I did read Crack-Up, and I can see where an idea like that wasn't just thought up and written out; it had to be worked. I must get three "good" ideas a week--good at the time--but the ideas I know will stick are the ones that hang around for a year or more, pushing their way into my thoughts. Those are most likely the ones tha match up best with my interests and skill set.

Comment by Eric Christopherson on October 3, 2013 at 7:40am

My ideas often percolate for years. I'll usually have half an idea sitting around waiting for the other half. I think you read my novel, Crack-Up, Dana, and I had the idea of writing a thriller from the POV of a paranoid schizophrenic for many a year without any notion of plot, then one night I was watching Nightline on TV and heard of predictive analytics for the first time. Instantly, I had the novel ready to write...

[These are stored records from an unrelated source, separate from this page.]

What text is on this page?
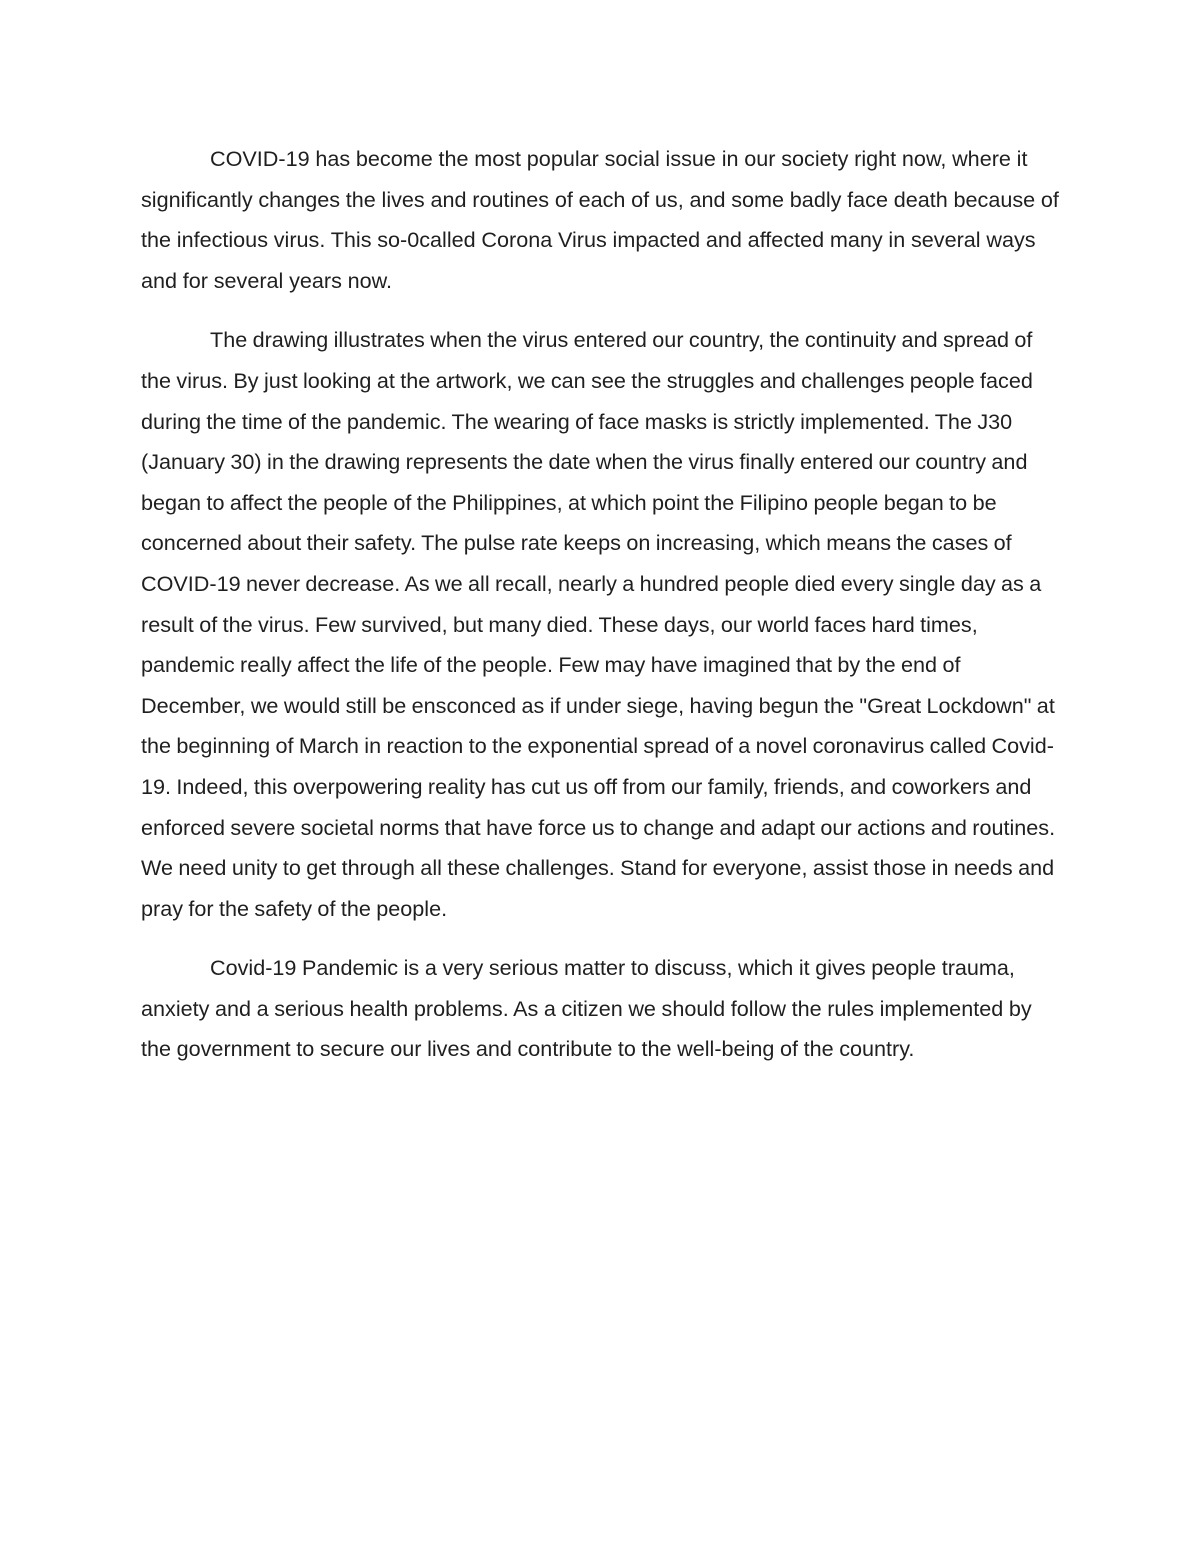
COVID-19 has become the most popular social issue in our society right now, where it significantly changes the lives and routines of each of us, and some badly face death because of the infectious virus. This so-0called Corona Virus impacted and affected many in several ways and for several years now.

The drawing illustrates when the virus entered our country, the continuity and spread of the virus. By just looking at the artwork, we can see the struggles and challenges people faced during the time of the pandemic. The wearing of face masks is strictly implemented. The J30 (January 30) in the drawing represents the date when the virus finally entered our country and began to affect the people of the Philippines, at which point the Filipino people began to be concerned about their safety. The pulse rate keeps on increasing, which means the cases of COVID-19 never decrease. As we all recall, nearly a hundred people died every single day as a result of the virus. Few survived, but many died. These days, our world faces hard times, pandemic really affect the life of the people. Few may have imagined that by the end of December, we would still be ensconced as if under siege, having begun the "Great Lockdown" at the beginning of March in reaction to the exponential spread of a novel coronavirus called Covid-19. Indeed, this overpowering reality has cut us off from our family, friends, and coworkers and enforced severe societal norms that have force us to change and adapt our actions and routines. We need unity to get through all these challenges. Stand for everyone, assist those in needs and pray for the safety of the people.

Covid-19 Pandemic is a very serious matter to discuss, which it gives people trauma, anxiety and a serious health problems. As a citizen we should follow the rules implemented by the government to secure our lives and contribute to the well-being of the country.
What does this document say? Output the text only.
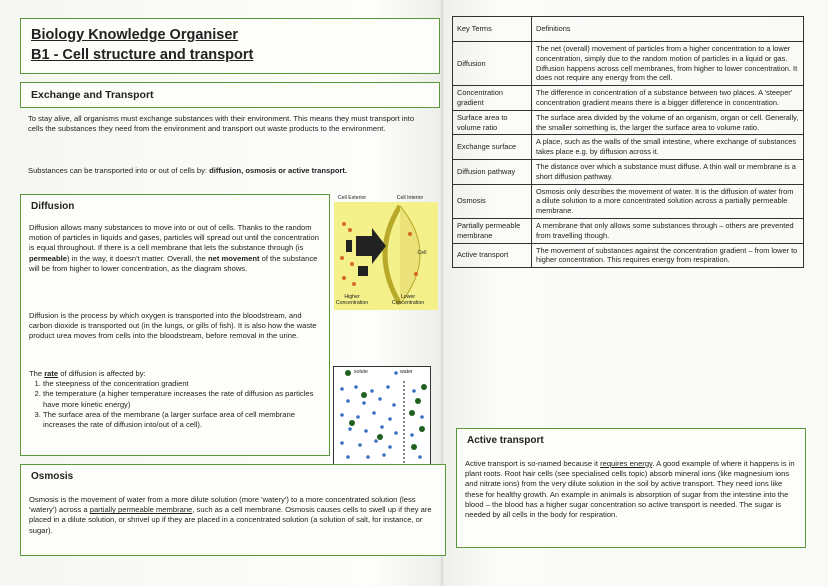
Biology Knowledge Organiser
B1 - Cell structure and transport
Exchange and Transport
To stay alive, all organisms must exchange substances with their environment. This means they must transport into cells the substances they need from the environment and transport out waste products to the environment.
Substances can be transported into or out of cells by: diffusion, osmosis or active transport.
Diffusion
Diffusion allows many substances to move into or out of cells. Thanks to the random motion of particles in liquids and gases, particles will spread out until the concentration is equal throughout. If there is a cell membrane that lets the substance through (is permeable) in the way, it doesn't matter. Overall, the net movement of the substance will be from higher to lower concentration, as the diagram shows.
Diffusion is the process by which oxygen is transported into the bloodstream, and carbon dioxide is transported out (in the lungs, or gills of fish). It is also how the waste product urea moves from cells into the bloodstream, before removal in the urine.
The rate of diffusion is affected by:
1. the steepness of the concentration gradient
2. the temperature (a higher temperature increases the rate of diffusion as particles have more kinetic energy)
3. The surface area of the membrane (a larger surface area of cell membrane increases the rate of diffusion into/out of a cell).
Cell Exterior	Cell Interior
Cell
Higher Concentration
Lower Concentration
solute	water
Osmosis
Osmosis is the movement of water from a more dilute solution (more 'watery') to a more concentrated solution (less 'watery') across a partially permeable membrane, such as a cell membrane. Osmosis causes cells to swell up if they are placed in a dilute solution, or shrivel up if they are placed in a concentrated solution (a solution of salt, for instance, or sugar).
Key Terms	Definitions
Diffusion	The net (overall) movement of particles from a higher concentration to a lower concentration, simply due to the random motion of particles in a liquid or gas. Diffusion happens across cell membranes, from higher to lower concentration. It does not require any energy from the cell.
Concentration gradient	The difference in concentration of a substance between two places. A 'steeper' concentration gradient means there is a bigger difference in concentration.
Surface area to volume ratio	The surface area divided by the volume of an organism, organ or cell. Generally, the smaller something is, the larger the surface area to volume ratio.
Exchange surface	A place, such as the walls of the small intestine, where exchange of substances takes place e.g. by diffusion across it.
Diffusion pathway	The distance over which a substance must diffuse. A thin wall or membrane is a short diffusion pathway.
Osmosis	Osmosis only describes the movement of water. It is the diffusion of water from a dilute solution to a more concentrated solution across a partially permeable membrane.
Partially permeable membrane	A membrane that only allows some substances through – others are prevented from travelling though.
Active transport	The movement of substances against the concentration gradient – from lower to higher concentration. This requires energy from respiration.
Active transport
Active transport is so-named because it requires energy. A good example of where it happens is in plant roots. Root hair cells (see specialised cells topic) absorb mineral ions (like magnesium ions and nitrate ions) from the very dilute solution in the soil by active transport. They need ions like these for healthy growth. An example in animals is absorption of sugar from the intestine into the blood – the blood has a higher sugar concentration so active transport is needed. The sugar is needed by all cells in the body for respiration.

Comment by Dana King on October 3, 2013 at 5:24am

I used to think that, until I spent the night with a couple of my cousins on the way to Bouchercon and got to talking to my one cousin's wife. She's an avid reader, and we got to talking about what Bouchercon is for, and the subject turned to ideas. I was about to poo-poo the discussion until I saw the expression on her face, and heard her tone of voice. It was almost like she saw me as someone different, a published writer to whom ideas for intriguing stories come unbidden. Readers don't see the sausage being made; they accept the work at face value, as if a higher power injected it directly into our heads.

I once signed books for an anthology my local writers' group self-published; every contribution was accepted, after editing. Those folks gave a similar reaction. Those of us who write are prone to forget the respect people still have for storytellers, and how the hardest thing to do for a person who is not by nature a storyteller is to come up with an idea for a story. There's something about being hard-wired to tell stories that allows writers to see ideas everywhere.

I promised myself that night I'll always be patient and answer that question to the reader's satisfaction, no matter how many times I hear it. I only hope I'm lucky enough to get to hear it a lot.

Comment by Dan L. Coleman on October 3, 2013 at 3:22am

I've always thought this was the dumbest question anyone could ask a writer. And only one who is clueless about anything creative would be capable of asking it.